2023年4月から中小企業の月60時間超え時間外労働の割増賃金率が上がります
2022/12/15
国が働き方改革の取組みのひとつとして進めている「時間外労働」に関する法改正。2023年4月1日からは、月60時間を超える時間外労働の割増賃金率が、中小企業に対しても引き上げられます。
中小企業の月60時間超の時間外労働に対する割増賃金率が50%に
1週間40時間、1日8時間の法定労働時間を超える時間外労働をした場合に、給与に上乗せされる割増賃金。2010年の法改正で、月60時間を超えた時間外労働に対して50%以上の割増賃金を支払うことが決まりました。ただし、中小企業に対しては、この引き上げは2023年3月31日まで猶予がされていました。
2023年4月1日からは、中小企業に対しても、月60時間超の時間外労働に対する割増賃金率が、25%以上から50%以上に引き上げられます。なお、60時間を超えている、いないに関わらず月45時間超の時間外労働を従業員にさせるには特別条項付きの36協定の締結が必要です。特別条項の締結なしに月60時間の残業をさせた場合、割増賃金率50%以上の割増賃金を支払っていたとしても労働基準法違反となります。
また月60時間超の時間外労働を深夜(22時~5時)の時間帯に行わせた場合、
深夜割増賃金率25%+時間外割増賃金率50%=75%となります。
この算定には法定休日に行った時間外労働は含まれませんが、それ以外の休日に行った労働時間には含まれます。法定休日に労働させた場合の割増賃金率は35%です。
企業に求められる対応とは何か
1.代替休暇(有給)の取得推進
月60時間を超える法定時間外労働を行った従業員の健康を確保するため、引き上げ分の割増賃金の支払の代わりに有給の休暇(代替休暇)を付与することができます。その場合は以下の内容を定める労使協定の締結が必要です。

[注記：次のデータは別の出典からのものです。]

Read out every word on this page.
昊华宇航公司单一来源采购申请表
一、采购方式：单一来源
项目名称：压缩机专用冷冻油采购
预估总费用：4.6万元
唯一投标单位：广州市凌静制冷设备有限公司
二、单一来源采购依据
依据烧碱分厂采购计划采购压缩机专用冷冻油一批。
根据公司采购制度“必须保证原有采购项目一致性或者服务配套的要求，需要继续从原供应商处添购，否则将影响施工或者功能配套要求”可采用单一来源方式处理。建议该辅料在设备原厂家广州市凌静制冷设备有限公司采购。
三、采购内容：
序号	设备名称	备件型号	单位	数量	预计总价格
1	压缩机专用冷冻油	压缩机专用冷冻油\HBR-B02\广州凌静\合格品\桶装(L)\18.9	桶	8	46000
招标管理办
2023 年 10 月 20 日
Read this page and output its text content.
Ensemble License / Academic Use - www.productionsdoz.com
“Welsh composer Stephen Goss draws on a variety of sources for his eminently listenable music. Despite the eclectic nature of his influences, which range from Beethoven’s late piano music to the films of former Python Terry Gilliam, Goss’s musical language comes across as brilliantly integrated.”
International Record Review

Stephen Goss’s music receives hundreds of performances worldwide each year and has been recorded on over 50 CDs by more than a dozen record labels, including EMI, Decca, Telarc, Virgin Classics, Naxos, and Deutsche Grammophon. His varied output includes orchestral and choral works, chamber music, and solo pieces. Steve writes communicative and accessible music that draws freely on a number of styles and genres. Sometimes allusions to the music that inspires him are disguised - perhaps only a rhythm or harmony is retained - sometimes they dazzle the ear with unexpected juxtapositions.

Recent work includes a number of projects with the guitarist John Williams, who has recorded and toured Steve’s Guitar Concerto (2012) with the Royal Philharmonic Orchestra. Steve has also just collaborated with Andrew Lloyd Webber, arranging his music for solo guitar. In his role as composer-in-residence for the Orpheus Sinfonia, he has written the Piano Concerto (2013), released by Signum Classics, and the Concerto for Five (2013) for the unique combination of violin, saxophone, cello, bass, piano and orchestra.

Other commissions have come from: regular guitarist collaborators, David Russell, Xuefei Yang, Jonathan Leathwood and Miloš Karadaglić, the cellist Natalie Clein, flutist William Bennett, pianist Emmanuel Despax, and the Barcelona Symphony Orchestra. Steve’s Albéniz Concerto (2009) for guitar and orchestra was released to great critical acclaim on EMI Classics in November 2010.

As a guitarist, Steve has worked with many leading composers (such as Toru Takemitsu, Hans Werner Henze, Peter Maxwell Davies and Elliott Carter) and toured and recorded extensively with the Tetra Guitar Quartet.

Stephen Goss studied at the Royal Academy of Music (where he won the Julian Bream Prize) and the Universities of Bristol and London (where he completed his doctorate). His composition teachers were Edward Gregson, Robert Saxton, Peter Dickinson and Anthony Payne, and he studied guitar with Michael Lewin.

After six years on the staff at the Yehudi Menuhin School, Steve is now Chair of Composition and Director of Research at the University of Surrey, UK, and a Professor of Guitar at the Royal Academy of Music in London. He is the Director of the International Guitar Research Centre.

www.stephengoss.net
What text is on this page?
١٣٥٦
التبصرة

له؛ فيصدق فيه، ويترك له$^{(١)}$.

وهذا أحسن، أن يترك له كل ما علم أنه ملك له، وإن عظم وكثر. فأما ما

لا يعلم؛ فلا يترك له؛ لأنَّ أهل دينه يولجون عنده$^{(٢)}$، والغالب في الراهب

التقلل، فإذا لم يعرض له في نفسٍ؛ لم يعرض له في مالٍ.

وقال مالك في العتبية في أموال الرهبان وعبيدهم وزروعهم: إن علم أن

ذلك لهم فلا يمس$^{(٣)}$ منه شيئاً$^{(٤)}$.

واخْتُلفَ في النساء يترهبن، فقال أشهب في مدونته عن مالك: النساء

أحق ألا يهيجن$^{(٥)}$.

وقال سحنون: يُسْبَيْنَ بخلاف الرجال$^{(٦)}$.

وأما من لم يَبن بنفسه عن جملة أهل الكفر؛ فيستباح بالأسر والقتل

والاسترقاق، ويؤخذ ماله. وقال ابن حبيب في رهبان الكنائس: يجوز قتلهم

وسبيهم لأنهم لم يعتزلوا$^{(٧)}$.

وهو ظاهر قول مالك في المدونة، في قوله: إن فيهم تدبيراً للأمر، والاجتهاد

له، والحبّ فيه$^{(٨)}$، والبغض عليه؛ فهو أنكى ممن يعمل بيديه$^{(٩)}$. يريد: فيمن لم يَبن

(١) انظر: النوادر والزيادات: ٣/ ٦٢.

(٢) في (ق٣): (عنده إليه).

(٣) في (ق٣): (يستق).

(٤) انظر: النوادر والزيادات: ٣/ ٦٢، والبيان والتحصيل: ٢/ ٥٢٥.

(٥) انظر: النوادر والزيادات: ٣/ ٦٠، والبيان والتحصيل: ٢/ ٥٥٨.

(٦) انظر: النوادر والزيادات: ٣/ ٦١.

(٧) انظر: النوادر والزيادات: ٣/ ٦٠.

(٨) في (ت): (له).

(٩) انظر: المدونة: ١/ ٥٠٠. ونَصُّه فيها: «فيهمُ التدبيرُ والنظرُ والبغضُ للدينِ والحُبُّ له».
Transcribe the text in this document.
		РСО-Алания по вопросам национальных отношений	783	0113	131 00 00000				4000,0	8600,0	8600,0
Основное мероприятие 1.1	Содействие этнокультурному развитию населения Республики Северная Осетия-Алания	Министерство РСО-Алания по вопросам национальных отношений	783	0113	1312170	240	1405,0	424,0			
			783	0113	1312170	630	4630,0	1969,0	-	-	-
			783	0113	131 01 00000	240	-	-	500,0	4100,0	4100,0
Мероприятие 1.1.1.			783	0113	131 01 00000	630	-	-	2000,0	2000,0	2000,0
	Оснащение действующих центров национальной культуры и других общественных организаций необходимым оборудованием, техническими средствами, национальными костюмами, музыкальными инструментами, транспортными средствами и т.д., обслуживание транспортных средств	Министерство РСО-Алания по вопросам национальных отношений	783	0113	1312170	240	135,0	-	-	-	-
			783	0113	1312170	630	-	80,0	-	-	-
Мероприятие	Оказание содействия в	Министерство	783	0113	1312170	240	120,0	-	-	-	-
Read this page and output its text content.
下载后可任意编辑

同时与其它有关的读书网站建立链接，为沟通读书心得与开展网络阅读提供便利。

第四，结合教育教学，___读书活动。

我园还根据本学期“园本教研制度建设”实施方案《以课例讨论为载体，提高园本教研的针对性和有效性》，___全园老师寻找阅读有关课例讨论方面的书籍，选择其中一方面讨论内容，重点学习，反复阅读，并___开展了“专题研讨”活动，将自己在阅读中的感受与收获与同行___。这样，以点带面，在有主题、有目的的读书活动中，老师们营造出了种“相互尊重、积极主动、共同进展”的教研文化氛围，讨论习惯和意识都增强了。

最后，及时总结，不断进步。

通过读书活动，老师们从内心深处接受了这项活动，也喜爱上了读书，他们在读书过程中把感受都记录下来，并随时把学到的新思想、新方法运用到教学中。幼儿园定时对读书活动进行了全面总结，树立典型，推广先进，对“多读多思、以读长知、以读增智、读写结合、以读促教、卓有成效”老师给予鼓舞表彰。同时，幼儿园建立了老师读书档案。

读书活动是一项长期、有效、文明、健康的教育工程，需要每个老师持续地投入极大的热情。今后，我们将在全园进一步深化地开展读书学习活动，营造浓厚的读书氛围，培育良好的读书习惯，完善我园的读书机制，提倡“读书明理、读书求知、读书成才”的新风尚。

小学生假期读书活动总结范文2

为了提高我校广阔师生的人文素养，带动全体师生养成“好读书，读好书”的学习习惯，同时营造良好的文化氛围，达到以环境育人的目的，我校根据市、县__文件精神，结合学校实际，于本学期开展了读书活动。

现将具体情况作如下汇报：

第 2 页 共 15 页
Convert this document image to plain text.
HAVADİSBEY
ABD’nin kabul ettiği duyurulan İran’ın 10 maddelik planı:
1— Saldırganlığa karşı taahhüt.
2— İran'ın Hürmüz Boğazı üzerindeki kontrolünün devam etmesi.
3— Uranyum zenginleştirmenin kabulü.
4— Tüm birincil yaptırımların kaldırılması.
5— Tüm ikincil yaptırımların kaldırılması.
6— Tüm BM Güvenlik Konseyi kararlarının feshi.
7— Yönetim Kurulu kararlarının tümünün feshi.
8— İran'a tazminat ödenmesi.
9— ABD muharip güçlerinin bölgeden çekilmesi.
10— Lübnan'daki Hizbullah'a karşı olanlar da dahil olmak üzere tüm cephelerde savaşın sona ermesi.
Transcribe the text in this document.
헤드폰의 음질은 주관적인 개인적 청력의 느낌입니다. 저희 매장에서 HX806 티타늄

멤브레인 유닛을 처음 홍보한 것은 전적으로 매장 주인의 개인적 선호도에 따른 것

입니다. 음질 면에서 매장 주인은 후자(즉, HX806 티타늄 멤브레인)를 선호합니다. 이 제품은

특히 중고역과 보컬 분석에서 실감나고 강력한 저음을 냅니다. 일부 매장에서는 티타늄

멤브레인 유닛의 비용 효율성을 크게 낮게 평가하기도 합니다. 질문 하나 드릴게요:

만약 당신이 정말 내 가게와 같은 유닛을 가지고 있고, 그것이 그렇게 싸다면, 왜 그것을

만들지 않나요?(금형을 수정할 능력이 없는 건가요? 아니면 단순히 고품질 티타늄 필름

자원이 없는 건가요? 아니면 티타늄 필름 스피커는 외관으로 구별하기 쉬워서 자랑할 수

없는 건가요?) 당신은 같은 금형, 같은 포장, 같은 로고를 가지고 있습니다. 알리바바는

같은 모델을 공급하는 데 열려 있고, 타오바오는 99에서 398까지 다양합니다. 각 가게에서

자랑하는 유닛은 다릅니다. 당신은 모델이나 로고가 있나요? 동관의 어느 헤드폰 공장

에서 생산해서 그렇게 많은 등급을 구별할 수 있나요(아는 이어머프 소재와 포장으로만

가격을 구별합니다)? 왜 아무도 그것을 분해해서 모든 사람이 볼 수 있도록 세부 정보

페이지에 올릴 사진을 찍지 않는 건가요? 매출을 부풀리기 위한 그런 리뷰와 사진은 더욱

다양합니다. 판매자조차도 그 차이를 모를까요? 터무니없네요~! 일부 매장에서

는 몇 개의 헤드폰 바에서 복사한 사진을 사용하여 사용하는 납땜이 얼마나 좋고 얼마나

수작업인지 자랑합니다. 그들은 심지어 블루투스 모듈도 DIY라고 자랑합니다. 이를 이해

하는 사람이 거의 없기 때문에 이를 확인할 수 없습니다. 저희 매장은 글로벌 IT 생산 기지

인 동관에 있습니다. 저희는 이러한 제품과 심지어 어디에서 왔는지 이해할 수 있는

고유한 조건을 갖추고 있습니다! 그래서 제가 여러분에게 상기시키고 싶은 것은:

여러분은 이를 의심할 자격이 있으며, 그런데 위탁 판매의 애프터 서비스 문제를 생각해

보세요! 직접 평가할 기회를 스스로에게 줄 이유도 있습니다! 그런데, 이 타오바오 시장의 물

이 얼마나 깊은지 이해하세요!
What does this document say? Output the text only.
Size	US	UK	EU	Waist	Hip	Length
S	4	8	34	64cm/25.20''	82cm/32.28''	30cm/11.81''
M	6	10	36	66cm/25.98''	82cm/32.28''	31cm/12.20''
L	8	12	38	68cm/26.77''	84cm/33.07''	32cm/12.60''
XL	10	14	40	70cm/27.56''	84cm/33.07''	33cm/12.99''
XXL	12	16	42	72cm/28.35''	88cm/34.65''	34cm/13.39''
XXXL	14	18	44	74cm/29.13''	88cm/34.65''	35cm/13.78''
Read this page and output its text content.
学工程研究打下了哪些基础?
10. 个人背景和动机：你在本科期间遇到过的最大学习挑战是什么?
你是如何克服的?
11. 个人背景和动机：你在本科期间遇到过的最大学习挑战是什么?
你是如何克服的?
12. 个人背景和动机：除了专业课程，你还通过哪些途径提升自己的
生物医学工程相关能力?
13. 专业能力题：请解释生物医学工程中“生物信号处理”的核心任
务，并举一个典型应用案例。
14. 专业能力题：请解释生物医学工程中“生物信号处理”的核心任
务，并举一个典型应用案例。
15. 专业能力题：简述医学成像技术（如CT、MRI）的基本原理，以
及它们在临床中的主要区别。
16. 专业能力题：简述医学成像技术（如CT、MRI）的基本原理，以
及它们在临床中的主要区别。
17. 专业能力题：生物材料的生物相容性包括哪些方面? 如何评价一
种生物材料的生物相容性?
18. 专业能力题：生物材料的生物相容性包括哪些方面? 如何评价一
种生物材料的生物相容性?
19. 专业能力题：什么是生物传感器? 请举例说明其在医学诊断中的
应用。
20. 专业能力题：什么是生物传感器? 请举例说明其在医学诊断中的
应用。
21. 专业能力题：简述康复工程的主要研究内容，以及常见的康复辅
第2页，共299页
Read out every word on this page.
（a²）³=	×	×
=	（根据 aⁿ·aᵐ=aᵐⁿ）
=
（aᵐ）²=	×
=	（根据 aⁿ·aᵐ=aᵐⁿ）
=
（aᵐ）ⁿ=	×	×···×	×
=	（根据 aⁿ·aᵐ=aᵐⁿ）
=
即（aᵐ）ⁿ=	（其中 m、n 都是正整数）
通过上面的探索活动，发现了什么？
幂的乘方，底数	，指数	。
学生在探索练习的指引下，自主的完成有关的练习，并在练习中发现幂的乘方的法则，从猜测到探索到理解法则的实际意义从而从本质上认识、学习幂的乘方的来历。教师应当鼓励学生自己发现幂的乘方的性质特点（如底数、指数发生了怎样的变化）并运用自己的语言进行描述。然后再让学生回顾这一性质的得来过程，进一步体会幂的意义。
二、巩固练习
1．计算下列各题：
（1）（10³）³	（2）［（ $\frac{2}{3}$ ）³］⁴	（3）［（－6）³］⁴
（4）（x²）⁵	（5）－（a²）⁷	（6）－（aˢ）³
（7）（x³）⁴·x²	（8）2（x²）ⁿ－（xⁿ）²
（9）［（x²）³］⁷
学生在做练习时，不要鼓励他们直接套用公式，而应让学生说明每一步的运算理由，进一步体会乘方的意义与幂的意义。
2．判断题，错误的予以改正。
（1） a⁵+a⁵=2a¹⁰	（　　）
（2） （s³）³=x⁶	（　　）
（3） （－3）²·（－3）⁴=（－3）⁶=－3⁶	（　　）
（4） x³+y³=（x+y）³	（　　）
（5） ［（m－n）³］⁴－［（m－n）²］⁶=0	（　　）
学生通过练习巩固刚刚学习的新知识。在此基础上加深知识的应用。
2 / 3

①代替休暇の時間数の具体的な算定方法(換算率を何%にするかなど)
②代替休暇の単位
③代替休暇を与えることができる期間
④代替休暇の取得日の決定方法、割増賃金の支払日
個々の従業員が、割増賃金の受領に代えて代替休暇を取得するか否かは、あくまで本人の意思によって決定されるものである点に注意しましょう。強制は出来ません。
2.労働時間の把握と可視化を意識する
割増賃金率が引き上げられた後は、労働時間の把握と時間外労働時間の可視化がさらに重要となります。時間外労働が毎月60時間を超えるようでは、割増賃金率引き上げ前よりも残業代含む人件費が大幅に増加してしまうためです。
3.時間外労働の削減努力
自社の労働時間を把握、可視化した上で、月の時間外労働時間が60時間を超えないような対策を講じます。月の労働時間の把握した上で、余分な時間外労働が多い傾向がある、または業務の進め方に課題があると判断した場合は、管理職や部署メンバーにヒアリングした上で、業務量の調整や必要業務の精査などの見直しを行います。外部の研修制度などを取り入れるのもよいでしょう。
4.就業規則の変更
1か月60時間を超える時間外労働の割増賃金率と1か月の起算日については、労働基準法第89条第1項第2号に定める「賃金の決定、計算及び支払の方法」に関するものです。この部分に変更がある場合は、割増賃金率50%の引き上げに合わせて就業規則自体を変更し、労働基準監督署に届け出る必要があります。
厚生労働省のページには「モデル就業規則」も掲載されていますので、参考にしてください。
今年も早いものでもう12月も半ばです。対象となる企業ははやめはやめの対策が必要となってきます。働きやすい職場づくりには、時間外労働の削減は欠かせません。ぜひこれを機会にじっくりと対策をしてみませんか?